“What is important for us?” asked a young Van Wyck Brooks in 1918, then still in the springtime of his long career as a historian and literary critic. “The past is an inexhaustible storehouse of apt attitudes and adaptable ideals; it opens of itself at the touch of desire.” Brooks made an impassioned plea for a form of history bound not by inert facts and impersonal scholarship but one driven by a creative impulse to revive the spiritual welfare of the nation. “For the spiritual past has no objective reality,” he reminded, “it yields only what we are able to look for in it.” What Brooks looked for—and what his generation of young intellectuals and progressive historians set about writing—was what he called a usable past.
Brooks’s search for a usable past was, in part, a rebuke of the arid historicism that had for decades prevailed throughout the transatlantic world of ideas. The master critic of that world was Friedrich Nietzsche, whose 1874 essay, “The Use and Abuse of History for Life,” provides the inspiration (not to mention the title) of this issue’s theme. The essays therein variously critique one or more of the three types of historiography that the great German thinker described: the monumental, which celebrates the great deeds of the past as patriotic inspiration of the contemporary nation; the antiquarian, which looks back on the past with nostalgia and pious reverence; the critical, which seeks a radical break from the past by exposing its injustices, corruptions, and other failings. Each approach, in Nietzsche’s view, has its merits and its shortcomings, but each can be used in service of renewal—for the purpose of life today.
Any invitation to the uses of history, however, should be accompanied by a warning about the dangers of making history too immediately useful—which is to say, too instrumental. By the time the esteemed Southern historian C. Vann Woodward took the lectern as president at the 1969 meeting of the American Historical Association, he could look back on more than two decades of almost uninterrupted growth in higher education and at a profession that had become complacent in its search for a usable past. Alarmed by what he called an “instrumentalist view of historiography” then rising in popularity and using “history as an instrument of political or social action,” Woodward took aim at those who assumed it was the duty of the historian “to discover, record, and celebrate” certain American values. What Woodward had grown ambivalent about was the allure of “presentism” in the study of history, even if it was a feature of the intellectuals’ understandable desire to use their knowledge to change the world and, for lack of a less naive phrasing, make it a better place.

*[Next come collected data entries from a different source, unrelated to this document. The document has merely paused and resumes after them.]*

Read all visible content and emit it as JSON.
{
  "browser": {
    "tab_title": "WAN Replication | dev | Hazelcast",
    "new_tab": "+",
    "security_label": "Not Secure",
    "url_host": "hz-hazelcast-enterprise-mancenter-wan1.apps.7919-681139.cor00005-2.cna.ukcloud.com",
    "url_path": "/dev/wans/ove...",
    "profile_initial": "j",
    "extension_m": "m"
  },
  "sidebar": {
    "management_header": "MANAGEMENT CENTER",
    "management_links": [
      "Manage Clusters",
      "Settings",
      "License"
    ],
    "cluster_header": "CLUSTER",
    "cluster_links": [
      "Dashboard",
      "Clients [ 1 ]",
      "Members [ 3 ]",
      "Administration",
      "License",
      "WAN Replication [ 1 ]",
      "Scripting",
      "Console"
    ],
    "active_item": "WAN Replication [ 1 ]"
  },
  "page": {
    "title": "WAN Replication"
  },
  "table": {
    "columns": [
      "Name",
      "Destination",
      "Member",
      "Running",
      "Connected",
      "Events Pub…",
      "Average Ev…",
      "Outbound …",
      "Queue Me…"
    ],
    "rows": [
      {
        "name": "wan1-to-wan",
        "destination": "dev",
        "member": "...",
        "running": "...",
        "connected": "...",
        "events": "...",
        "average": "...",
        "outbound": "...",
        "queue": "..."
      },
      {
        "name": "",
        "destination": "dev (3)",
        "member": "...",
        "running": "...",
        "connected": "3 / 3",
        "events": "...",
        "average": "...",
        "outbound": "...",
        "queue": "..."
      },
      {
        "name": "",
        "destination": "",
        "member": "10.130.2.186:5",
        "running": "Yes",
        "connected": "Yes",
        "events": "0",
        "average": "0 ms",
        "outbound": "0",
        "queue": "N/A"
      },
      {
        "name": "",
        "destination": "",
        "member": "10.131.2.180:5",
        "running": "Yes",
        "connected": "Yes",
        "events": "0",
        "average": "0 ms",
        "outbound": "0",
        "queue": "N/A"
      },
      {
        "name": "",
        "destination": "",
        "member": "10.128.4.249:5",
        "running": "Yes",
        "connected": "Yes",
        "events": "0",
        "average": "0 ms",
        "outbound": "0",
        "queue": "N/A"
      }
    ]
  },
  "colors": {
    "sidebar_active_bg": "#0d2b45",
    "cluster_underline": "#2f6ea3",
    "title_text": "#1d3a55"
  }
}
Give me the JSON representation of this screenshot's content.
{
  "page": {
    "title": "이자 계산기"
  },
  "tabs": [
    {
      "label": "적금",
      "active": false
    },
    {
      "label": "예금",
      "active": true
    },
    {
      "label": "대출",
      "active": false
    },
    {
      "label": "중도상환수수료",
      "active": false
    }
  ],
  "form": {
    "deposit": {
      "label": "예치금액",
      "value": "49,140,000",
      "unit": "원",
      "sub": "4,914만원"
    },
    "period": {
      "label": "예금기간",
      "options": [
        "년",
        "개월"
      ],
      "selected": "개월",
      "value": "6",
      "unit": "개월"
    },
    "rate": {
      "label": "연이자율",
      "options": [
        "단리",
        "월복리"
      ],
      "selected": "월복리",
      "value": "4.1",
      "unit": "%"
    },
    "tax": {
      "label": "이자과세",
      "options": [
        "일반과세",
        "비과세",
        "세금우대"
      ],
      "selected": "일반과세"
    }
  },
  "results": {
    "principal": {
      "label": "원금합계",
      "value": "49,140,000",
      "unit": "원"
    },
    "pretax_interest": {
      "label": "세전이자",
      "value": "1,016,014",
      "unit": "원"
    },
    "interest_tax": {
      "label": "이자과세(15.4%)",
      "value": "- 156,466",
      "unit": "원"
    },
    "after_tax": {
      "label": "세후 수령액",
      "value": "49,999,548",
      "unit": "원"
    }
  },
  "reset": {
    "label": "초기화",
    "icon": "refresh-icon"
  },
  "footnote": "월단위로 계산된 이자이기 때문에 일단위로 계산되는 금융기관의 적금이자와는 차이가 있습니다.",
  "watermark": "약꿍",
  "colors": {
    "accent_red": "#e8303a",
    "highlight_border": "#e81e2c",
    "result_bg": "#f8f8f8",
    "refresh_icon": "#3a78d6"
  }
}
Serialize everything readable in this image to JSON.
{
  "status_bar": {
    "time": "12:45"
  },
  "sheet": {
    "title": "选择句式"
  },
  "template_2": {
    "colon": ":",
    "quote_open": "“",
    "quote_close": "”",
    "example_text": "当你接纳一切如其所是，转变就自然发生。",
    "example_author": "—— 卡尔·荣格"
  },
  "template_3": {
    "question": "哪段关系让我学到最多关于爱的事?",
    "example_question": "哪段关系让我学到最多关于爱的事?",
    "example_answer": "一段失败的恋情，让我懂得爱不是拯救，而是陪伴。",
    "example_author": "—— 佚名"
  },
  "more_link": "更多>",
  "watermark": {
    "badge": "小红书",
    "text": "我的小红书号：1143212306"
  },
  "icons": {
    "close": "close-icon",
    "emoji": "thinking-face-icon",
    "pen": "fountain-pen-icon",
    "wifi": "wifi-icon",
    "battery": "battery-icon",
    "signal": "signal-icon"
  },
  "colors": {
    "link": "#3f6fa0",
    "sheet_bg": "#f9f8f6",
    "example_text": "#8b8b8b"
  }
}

But history is far too important a thing to be reduced to the special possession of a class of experts, however well or ineptly they study it. Indeed, as the Hungarian-born historian John Lukacs put it in his magisterial Historical Consciousness: Or, The Remembered Past (1968), “We are, all, historians now.” Lukacs argued that a new form of modern thinking arose in the nineteenth century, one that sought to “study everything (including history) through its historical development.” So Jean-Baptiste Lamarck came to see biology not as something static but as a product of evolutionary inheritance across vast stretches of time. So, too, John Henry Newman came to see Christian theology not as something “believed everywhere, always, and by all,” but as a product of dogmatic development. As Dutch historian Johan Huizinga put it in 1934, “Historical thinking has entered our very blood.” Lukacs called this modern form of thinking “historical consciousness.”
For Lukacs, the study of history went astray not by way of presentism but through various forms of neo-positivism that treat the past as something objectively knowable. As he put it, historical memory involves “understanding beyond accuracy.” It is “a preoccupation with problems rather than with periods, an exploration in depth rather than in width, a constant rethinking of the past, involving qualities rather than capacities of memory.” But as Lukacs knew, the search for a usable past was also likely to reduce or cheapen human experience. “The very purpose of historical knowledge is…a certain kind of understanding,” he wrote, insisting that, at its best, it was the contemplation of human perception.
Since many of us today find ourselves disconnected from the places, people, and cultural memory that give context and meaning to human life, we look to history to find out what is missing—and to imagine what to do. We even call upon history to be the judge and final arbiter of our times and ourselves. Our greatest conflicts, from the legitimacy of the liberal international order and the sustainability of capitalism to the meaning of the family and national self-understanding are litigated through histories of class, politics, gender, and the state. It is no accident that, on the eve of the invasion in February of this year, Vladimir Putin gave a late-night speech that rewrote the history of the modern state of Ukraine. History matters; Putin understands that much.
If history has its uses—as the thematic essays in this issue variously demonstrate—then its abuses are manifold. And not just among the Putins of the world. The abuses are most evident when history is used for the purposes of shoring up the positions of the powerful or of playing ally to activists, technocrats, advertisers, or ideologues who have grown accustomed to cheapening the human experience. When history is pursued on such evidently instrumentalist terms instead of under the humanistic auspices of seeking wisdom and understanding and, yes, a usable past, then something vital is lost.